Это, как выяснилось при последующих разборках, папа присел на корточки, раскрыл зонт и начал прыгать вокруг колодца. Вначале молча, а потом, для полноты картины, встал на четвереньки, завыл и засвистел. Он ещё и старую шубу, принадлежавшую деду, наизнанку умудрился надеть. Шуба жутко воняла, и на ней частенько спали всевозможные приблудные коты.
«А еще это, ну, то, что прыгало, воняло псиной и козлом, – выдвигала главное обвинение мама. – Ладно бы серой, я бы подумала, что чёрт. После этого ужаса я теперь ничего не боюсь», – утверждала мама.
Но если где-то хлопала калитка или лаяли собаки, она бежала в дом и закрывала дверь на все замки. «Я не трус, но я боюсь».
А мне на всю жизнь запомнились хвастливые папины слова: «Я уже так пятерых от страха вылечил». Да где они теперь, эти излеченные от боязни темноты?
И потом еще на раз в моей жизни возникали «лешие»…
Студенты, лето, сбор арбузов. Забытый богом и людьми колхоз принимал рабочие руки хлебосольно. Стряпуха, дородная и сдобная, кормила от души: «Снидайте, диты, а то шклявые, як москали».
Второй этаж правления отдали «на поселение» девушкам и руководству, ребята заняли первый.

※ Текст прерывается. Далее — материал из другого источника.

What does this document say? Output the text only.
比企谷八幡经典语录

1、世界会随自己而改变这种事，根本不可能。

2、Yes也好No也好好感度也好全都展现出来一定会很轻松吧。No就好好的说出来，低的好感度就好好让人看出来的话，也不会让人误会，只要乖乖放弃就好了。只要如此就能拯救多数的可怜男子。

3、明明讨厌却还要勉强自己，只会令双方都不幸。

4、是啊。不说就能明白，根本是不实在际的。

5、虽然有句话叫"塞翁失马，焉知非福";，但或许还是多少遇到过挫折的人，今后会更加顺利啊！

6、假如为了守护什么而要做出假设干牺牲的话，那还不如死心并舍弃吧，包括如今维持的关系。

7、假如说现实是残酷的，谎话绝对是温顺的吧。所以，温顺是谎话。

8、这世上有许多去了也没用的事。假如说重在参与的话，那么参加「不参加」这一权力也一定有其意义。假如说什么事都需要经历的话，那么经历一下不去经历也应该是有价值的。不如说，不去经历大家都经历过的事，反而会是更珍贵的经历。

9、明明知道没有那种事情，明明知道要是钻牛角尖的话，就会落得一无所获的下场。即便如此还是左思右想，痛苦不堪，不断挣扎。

Особенно классными были вечера. Танцы, ром «Ямайка», бренди «Солнечный берег», арбузы. Сказать, что было весело, – ничего ни сказать. «Клёво, отпадно, феерично».
Однажды вечером после ничтожной размолвки парни решили напугать женскую половину. На втором этаже располагалась и уже уснула деканша химического факультета. Её послеобморочный рассказ потряс всех присутствующих. Она проснулась «от стука копыт». На неё «шли роем товарищи лешие. Ни черти, ни люди, а вот так, простые товарищи лешие. И дули в медные трубы».

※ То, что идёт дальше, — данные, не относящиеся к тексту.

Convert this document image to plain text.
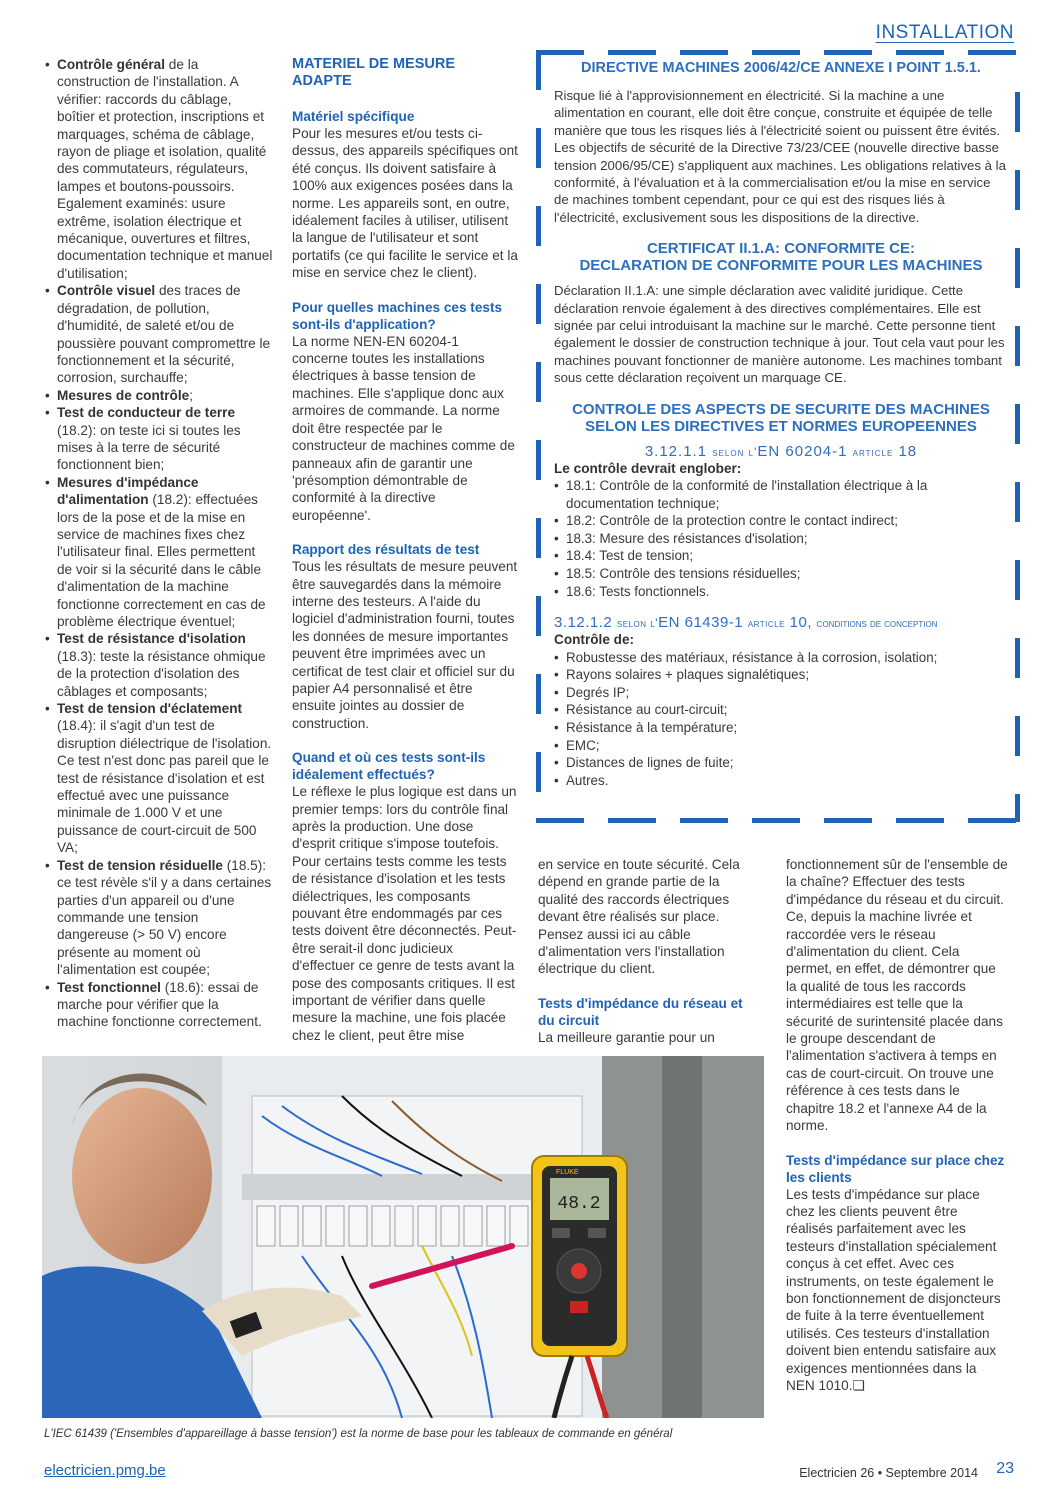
INSTALLATION
• Contrôle général de la construction de l'installation. A vérifier: raccords du câblage, boîtier et protection, inscriptions et marquages, schéma de câblage, rayon de pliage et isolation, qualité des commutateurs, régulateurs, lampes et boutons-poussoirs. Egalement examinés: usure extrême, isolation électrique et mécanique, ouvertures et filtres, documentation technique et manuel d'utilisation;
• Contrôle visuel des traces de dégradation, de pollution, d'humidité, de saleté et/ou de poussière pouvant compromettre le fonctionnement et la sécurité, corrosion, surchauffe;
• Mesures de contrôle;
• Test de conducteur de terre (18.2): on teste ici si toutes les mises à la terre de sécurité fonctionnent bien;
• Mesures d'impédance d'alimentation (18.2): effectuées lors de la pose et de la mise en service de machines fixes chez l'utilisateur final. Elles permettent de voir si la sécurité dans le câble d'alimentation de la machine fonctionne correctement en cas de problème électrique éventuel;
• Test de résistance d'isolation (18.3): teste la résistance ohmique de la protection d'isolation des câblages et composants;
• Test de tension d'éclatement (18.4): il s'agit d'un test de disruption diélectrique de l'isolation. Ce test n'est donc pas pareil que le test de résistance d'isolation et est effectué avec une puissance minimale de 1.000 V et une puissance de court-circuit de 500 VA;
• Test de tension résiduelle (18.5): ce test révèle s'il y a dans certaines parties d'un appareil ou d'une commande une tension dangereuse (> 50 V) encore présente au moment où l'alimentation est coupée;
• Test fonctionnel (18.6): essai de marche pour vérifier que la machine fonctionne correctement.
MATERIEL DE MESURE ADAPTE
Matériel spécifique

Pour les mesures et/ou tests ci-dessus, des appareils spécifiques ont été conçus. Ils doivent satisfaire à 100% aux exigences posées dans la norme. Les appareils sont, en outre, idéalement faciles à utiliser, utilisent la langue de l'utilisateur et sont portatifs (ce qui facilite le service et la mise en service chez le client).

Pour quelles machines ces tests sont-ils d'application?

La norme NEN-EN 60204-1 concerne toutes les installations électriques à basse tension de machines. Elle s'applique donc aux armoires de commande. La norme doit être respectée par le constructeur de machines comme de panneaux afin de garantir une 'présomption démontrable de conformité à la directive européenne'.

Rapport des résultats de test

Tous les résultats de mesure peuvent être sauvegardés dans la mémoire interne des testeurs. A l'aide du logiciel d'administration fourni, toutes les données de mesure importantes peuvent être imprimées avec un certificat de test clair et officiel sur du papier A4 personnalisé et être ensuite jointes au dossier de construction.

Quand et où ces tests sont-ils idéalement effectués?

Le réflexe le plus logique est dans un premier temps: lors du contrôle final après la production. Une dose d'esprit critique s'impose toutefois. Pour certains tests comme les tests de résistance d'isolation et les tests diélectriques, les composants pouvant être endommagés par ces tests doivent être déconnectés. Peut-être serait-il donc judicieux d'effectuer ce genre de tests avant la pose des composants critiques. Il est important de vérifier dans quelle mesure la machine, une fois placée chez le client, peut être mise

DIRECTIVE MACHINES 2006/42/CE ANNEXE I POINT 1.5.1.
Risque lié à l'approvisionnement en électricité. Si la machine a une alimentation en courant, elle doit être conçue, construite et équipée de telle manière que tous les risques liés à l'électricité soient ou puissent être évités. Les objectifs de sécurité de la Directive 73/23/CEE (nouvelle directive basse tension 2006/95/CE) s'appliquent aux machines. Les obligations relatives à la conformité, à l'évaluation et à la commercialisation et/ou la mise en service de machines tombent cependant, pour ce qui est des risques liés à l'électricité, exclusivement sous les dispositions de la directive.
CERTIFICAT II.1.A: CONFORMITE CE:
DECLARATION DE CONFORMITE POUR LES MACHINES
Déclaration II.1.A: une simple déclaration avec validité juridique. Cette déclaration renvoie également à des directives complémentaires. Elle est signée par celui introduisant la machine sur le marché. Cette personne tient également le dossier de construction technique à jour. Tout cela vaut pour les machines pouvant fonctionner de manière autonome. Les machines tombant sous cette déclaration reçoivent un marquage CE.
CONTROLE DES ASPECTS DE SECURITE DES MACHINES
SELON LES DIRECTIVES ET NORMES EUROPEENNES
3.12.1.1 selon l'EN 60204-1 article 18
Le contrôle devrait englober:
• 18.1: Contrôle de la conformité de l'installation électrique à la documentation technique;
• 18.2: Contrôle de la protection contre le contact indirect;
• 18.3: Mesure des résistances d'isolation;
• 18.4: Test de tension;
• 18.5: Contrôle des tensions résiduelles;
• 18.6: Tests fonctionnels.
3.12.1.2 selon l'EN 61439-1 article 10, conditions de conception
Contrôle de:
• Robustesse des matériaux, résistance à la corrosion, isolation;
• Rayons solaires + plaques signalétiques;
• Degrés IP;
• Résistance au court-circuit;
• Résistance à la température;
• EMC;
• Distances de lignes de fuite;
• Autres.

en service en toute sécurité. Cela dépend en grande partie de la qualité des raccords électriques devant être réalisés sur place. Pensez aussi ici au câble d'alimentation vers l'installation électrique du client.

Tests d'impédance du réseau et du circuit

La meilleure garantie pour un

fonctionnement sûr de l'ensemble de la chaîne? Effectuer des tests d'impédance du réseau et du circuit. Ce, depuis la machine livrée et raccordée vers le réseau d'alimentation du client. Cela permet, en effet, de démontrer que la qualité de tous les raccords intermédiaires est telle que la sécurité de surintensité placée dans le groupe descendant de l'alimentation s'activera à temps en cas de court-circuit. On trouve une référence à ces tests dans le chapitre 18.2 et l'annexe A4 de la norme.

Tests d'impédance sur place chez les clients

Les tests d'impédance sur place chez les clients peuvent être réalisés parfaitement avec les testeurs d'installation spécialement conçus à cet effet. Avec ces instruments, on teste également le bon fonctionnement de disjoncteurs de fuite à la terre éventuellement utilisés. Ces testeurs d'installation doivent bien entendu satisfaire aux exigences mentionnées dans la NEN 1010.❏

48.2
FLUKE
L'IEC 61439 ('Ensembles d'appareillage à basse tension') est la norme de base pour les tableaux de commande en général
electricien.pmg.be	Electricien 26 • Septembre 2014 23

Комсомольское собрание расставило все точки над «и» и поставило крест на всех леших. Обиженные кем-то студенты мужского пола надели грязные дежурные «овчинки» конюхов. Ложки, миски – аксессуары, они же медные трубы. Вот только окнами «обмишулились». И попали не туда.

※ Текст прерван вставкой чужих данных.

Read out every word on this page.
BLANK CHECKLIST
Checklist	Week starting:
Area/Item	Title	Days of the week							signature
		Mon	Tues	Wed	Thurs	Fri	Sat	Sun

– Товарищи лешие, сегодня зачёт. В копыта шпаргалки не прятать!
– Товарищи лешие, все на сбор макулатуры. Уши серой заложило?
Очередная встреча с лешим состоялась в альпинистском лагере Лагонаки в Адыгее. Крепкий моложавый инструктор днём учил девчат кататься на лыжах, а ночью пугал страшилками.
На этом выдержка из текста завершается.